Figure 7: Cost-penalized performance for three-way decision tasks on SNLI. The three-way router traces the lower envelope of two-way alternatives across penalty sweeps.
Implementation Nuances
For partition-based higher-order calibration, sample size per bucket is a critical tradeoff: finer partitions require more calibration snapshots for stable estimation. Centroid calibration of outputs within buckets ensures that weak model predictions are constant across each bin, aligning with the theoretical framework. Where the weak model is already near-optimal, this may discard useful signal and can be bypassed. Feature-based binning is shown to improve decomposition estimates and routing efficacy in synthetic scenarios with more nuanced uncertainty structures.
Theoretical and Practical Implications
This framework advances the state of uncertainty-aware orchestration and selective prediction, integrating abstention, routing, and flexible loss adaptation in a unified system. Distribution-free guarantees and zero-shot adaptation to loss and cost parameters directly address operational constraints in real-world ML pipelines (including LLM routing contexts, cost-sensitive annotation pipelines, and human-AI complementarity scenarios).

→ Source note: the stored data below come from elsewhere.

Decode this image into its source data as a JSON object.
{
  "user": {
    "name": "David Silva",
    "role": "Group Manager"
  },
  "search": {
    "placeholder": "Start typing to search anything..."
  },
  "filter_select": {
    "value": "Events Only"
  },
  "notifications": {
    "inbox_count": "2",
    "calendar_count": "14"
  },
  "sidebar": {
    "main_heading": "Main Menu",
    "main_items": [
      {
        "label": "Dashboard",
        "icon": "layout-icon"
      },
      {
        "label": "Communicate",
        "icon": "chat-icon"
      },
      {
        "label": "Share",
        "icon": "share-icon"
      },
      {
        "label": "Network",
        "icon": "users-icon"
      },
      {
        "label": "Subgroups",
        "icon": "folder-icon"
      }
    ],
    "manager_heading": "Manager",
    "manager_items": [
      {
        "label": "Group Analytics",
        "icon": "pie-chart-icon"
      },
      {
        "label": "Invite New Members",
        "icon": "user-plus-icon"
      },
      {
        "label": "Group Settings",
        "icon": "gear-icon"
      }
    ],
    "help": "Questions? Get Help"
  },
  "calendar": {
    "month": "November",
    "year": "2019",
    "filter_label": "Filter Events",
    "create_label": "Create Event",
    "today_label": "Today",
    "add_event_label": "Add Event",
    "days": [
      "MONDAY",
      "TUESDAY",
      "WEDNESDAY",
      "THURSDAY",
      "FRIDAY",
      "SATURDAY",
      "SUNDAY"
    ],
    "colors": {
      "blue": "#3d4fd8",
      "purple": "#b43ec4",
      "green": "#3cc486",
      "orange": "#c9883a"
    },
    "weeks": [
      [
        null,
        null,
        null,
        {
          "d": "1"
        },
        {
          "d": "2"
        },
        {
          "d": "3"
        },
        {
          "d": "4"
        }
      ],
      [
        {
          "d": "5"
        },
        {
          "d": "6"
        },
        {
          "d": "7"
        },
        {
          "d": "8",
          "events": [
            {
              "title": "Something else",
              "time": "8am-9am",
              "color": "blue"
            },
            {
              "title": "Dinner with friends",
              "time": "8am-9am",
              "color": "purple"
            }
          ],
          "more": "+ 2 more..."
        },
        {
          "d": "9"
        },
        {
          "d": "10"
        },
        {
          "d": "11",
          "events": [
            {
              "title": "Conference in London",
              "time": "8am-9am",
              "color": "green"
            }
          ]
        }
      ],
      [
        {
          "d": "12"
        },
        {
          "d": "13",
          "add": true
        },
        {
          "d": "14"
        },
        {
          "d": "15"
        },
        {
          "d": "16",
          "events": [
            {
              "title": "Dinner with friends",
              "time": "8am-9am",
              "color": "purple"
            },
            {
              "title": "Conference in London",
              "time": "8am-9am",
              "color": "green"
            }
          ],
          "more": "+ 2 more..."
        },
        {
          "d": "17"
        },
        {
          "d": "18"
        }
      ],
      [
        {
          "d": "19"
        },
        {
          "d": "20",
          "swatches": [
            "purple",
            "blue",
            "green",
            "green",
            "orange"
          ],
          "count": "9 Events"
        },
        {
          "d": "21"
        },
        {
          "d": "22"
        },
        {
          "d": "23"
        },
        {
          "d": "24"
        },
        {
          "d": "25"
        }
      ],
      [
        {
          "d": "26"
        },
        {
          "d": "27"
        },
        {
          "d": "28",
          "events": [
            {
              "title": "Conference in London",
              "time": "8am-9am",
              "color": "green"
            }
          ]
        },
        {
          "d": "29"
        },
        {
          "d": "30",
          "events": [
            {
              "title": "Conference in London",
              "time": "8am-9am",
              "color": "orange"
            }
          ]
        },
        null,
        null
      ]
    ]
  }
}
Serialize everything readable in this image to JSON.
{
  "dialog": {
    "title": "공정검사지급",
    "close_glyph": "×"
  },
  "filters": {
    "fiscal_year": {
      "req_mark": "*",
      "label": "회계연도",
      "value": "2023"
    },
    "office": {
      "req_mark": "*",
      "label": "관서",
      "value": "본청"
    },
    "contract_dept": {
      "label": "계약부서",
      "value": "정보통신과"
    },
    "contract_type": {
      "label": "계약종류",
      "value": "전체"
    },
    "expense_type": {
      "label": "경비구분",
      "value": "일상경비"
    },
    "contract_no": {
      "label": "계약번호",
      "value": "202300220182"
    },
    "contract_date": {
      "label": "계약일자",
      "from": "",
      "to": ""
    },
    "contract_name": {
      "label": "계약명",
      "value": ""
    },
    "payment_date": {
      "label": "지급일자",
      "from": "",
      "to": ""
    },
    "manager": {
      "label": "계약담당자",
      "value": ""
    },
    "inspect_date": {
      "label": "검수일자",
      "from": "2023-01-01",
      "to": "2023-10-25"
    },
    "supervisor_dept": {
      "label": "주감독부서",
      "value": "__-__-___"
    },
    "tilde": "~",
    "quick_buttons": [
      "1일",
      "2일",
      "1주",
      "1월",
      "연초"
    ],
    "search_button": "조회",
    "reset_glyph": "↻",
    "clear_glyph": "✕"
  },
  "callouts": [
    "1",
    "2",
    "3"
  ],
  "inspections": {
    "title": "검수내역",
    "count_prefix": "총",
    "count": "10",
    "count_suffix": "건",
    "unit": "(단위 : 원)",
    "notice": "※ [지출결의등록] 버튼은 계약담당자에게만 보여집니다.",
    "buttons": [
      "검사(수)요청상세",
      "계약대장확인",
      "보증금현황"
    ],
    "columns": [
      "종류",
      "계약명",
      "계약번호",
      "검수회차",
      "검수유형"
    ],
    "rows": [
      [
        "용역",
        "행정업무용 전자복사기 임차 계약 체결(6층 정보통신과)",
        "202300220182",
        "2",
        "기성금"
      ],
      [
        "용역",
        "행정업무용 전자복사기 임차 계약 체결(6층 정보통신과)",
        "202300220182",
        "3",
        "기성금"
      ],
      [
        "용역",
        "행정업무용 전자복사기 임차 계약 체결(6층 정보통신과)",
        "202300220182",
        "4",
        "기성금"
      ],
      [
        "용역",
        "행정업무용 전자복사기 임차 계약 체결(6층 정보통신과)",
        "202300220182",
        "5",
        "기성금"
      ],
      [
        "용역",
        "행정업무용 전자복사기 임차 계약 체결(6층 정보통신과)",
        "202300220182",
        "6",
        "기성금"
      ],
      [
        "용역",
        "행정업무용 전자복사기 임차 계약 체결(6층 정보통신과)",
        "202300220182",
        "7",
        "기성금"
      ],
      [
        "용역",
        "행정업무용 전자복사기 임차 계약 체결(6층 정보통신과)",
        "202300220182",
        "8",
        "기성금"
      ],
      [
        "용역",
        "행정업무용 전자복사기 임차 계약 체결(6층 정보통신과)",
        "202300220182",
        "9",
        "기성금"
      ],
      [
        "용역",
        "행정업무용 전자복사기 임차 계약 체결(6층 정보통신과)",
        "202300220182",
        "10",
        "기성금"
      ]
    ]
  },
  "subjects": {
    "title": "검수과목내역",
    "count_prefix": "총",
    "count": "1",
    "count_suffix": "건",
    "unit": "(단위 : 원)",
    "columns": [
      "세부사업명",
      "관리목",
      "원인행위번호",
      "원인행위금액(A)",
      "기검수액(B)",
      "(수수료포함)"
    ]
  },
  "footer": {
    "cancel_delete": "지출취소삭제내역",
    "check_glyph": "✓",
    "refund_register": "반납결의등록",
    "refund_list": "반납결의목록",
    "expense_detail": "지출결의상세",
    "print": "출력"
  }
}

Theoretically, the development of higher-order calibration and its integration with loss-agnostic omniprediction expands the frontier for flexible inference and post-hoc adaptation. It also provides guidance for cases where uncertainty decomposition conferred by higher-order calibration does and does not deliver practical routing gains, motivating future research in high-quality higher-order calibration under limited snapshot calibration resources.
Future Directions
Future research should target scalable methods for learning higher-order calibrated predictors without requiring extensive snapshot data, more sophisticated partition schemes for non-trivial multiclass settings, and extension to complementarity scenarios with heterogeneous oracles. Integration with downstream orchestration and mixture-of-expert architectures, and more fine-grained modeling of abstention penalties, remain promising avenues.
Conclusion
The paper presents a rigorous, practical, and theoretically sound framework for flexible query routing in classification problems, operationalized via uncertainty decomposition using higher-order calibration. It enables principled decisions among prediction, routing, and abstention, supports rapid adaptation to new losses and cost structures, and produces robust empirical results in suitable regimes. This contributes meaningfully to both the theory and practice of ML orchestration and selective prediction, with broad implications for the deployment of cost-conscious, adaptive AI systems.